On the contrary, "trying for kids" was accompanied by an elaborate ceremony to kick off the process. This big ceremony was often so successful that the kids would arrive 5 months after the ceremony!
Trying for kids means making sure you have sex at the right times of the month, something humanity has known about for millennia. Equally people not 'trying for kids' made sure to only have sex at the 'wrong' time of the month, again something humans have been doing for millennia.
Up until very recently, there was very little knowledge that pregnancy lasted nine months... even among the 'learned'. Old pregnancy manuals talk about pregnancies taking anywhere from a few months to many many months. Without ultrasound and HcG tests, there is very little indication a woman is pregant until she starts showing or feeling the baby (and even then, a new mother may not even notice until she's showing anyway).
As for fertility awareness, I don't believe the methods used prior to the modern day were super effective. Regardless, the knowledge was not present.
So I'll restate my claim. Up until the modern day, there was no such thing as trying for children. There were married couples engaging in socially sanctioned sex, which obviously leads to children. Or there were fornicators that we knew could have children, but was socially unacceptable, and few fornicators actually wanted children from their unions.

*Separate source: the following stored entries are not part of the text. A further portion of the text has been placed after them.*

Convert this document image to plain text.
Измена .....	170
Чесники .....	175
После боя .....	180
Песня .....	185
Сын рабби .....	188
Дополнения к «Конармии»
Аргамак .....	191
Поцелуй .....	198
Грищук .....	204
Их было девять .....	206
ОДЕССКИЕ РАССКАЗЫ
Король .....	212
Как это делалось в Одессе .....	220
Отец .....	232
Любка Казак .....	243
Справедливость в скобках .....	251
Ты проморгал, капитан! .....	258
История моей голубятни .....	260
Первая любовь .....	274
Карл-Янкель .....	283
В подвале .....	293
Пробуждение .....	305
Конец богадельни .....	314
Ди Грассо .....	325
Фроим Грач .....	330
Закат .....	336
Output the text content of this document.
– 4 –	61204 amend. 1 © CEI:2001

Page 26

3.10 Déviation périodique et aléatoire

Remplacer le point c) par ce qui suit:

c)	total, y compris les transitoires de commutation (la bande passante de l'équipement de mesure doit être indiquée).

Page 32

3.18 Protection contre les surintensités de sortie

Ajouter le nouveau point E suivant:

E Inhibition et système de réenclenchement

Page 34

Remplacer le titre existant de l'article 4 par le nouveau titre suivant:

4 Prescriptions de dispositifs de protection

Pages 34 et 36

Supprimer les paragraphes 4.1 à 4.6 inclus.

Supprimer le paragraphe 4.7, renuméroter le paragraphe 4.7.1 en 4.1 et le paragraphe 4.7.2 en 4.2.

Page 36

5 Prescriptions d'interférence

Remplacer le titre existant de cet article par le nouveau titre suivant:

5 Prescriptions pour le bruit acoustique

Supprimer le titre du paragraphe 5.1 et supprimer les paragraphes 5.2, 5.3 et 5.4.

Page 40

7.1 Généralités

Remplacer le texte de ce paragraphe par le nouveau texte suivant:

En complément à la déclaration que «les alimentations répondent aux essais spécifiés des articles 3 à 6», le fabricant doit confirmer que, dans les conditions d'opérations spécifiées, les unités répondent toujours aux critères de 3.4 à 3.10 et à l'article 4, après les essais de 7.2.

If a woman's periods are regular and she experiences no bleeding in pregnancy. Many women's periods are not regularly, especially so if many woman are malnourished. Moreover, bleeding in pregnancy (esp early pregnancy) is fairly common. Thus, if you read older gynecological manuals, they clearly claim that pregnancy lasts some range of months. Most people realized that it was centered around 10 months, but there were many doctors claiming that the ranges were much higher than we'd accept today, because they had no reliable method to test for conception.
If you bleed like some women do during pregnancy, then you may have no indication you're pregnant until you obviously show. It's unlikely, but not impossible, and the doctors had no objective measure by which to say otherwise unless they could feel or hear the baby.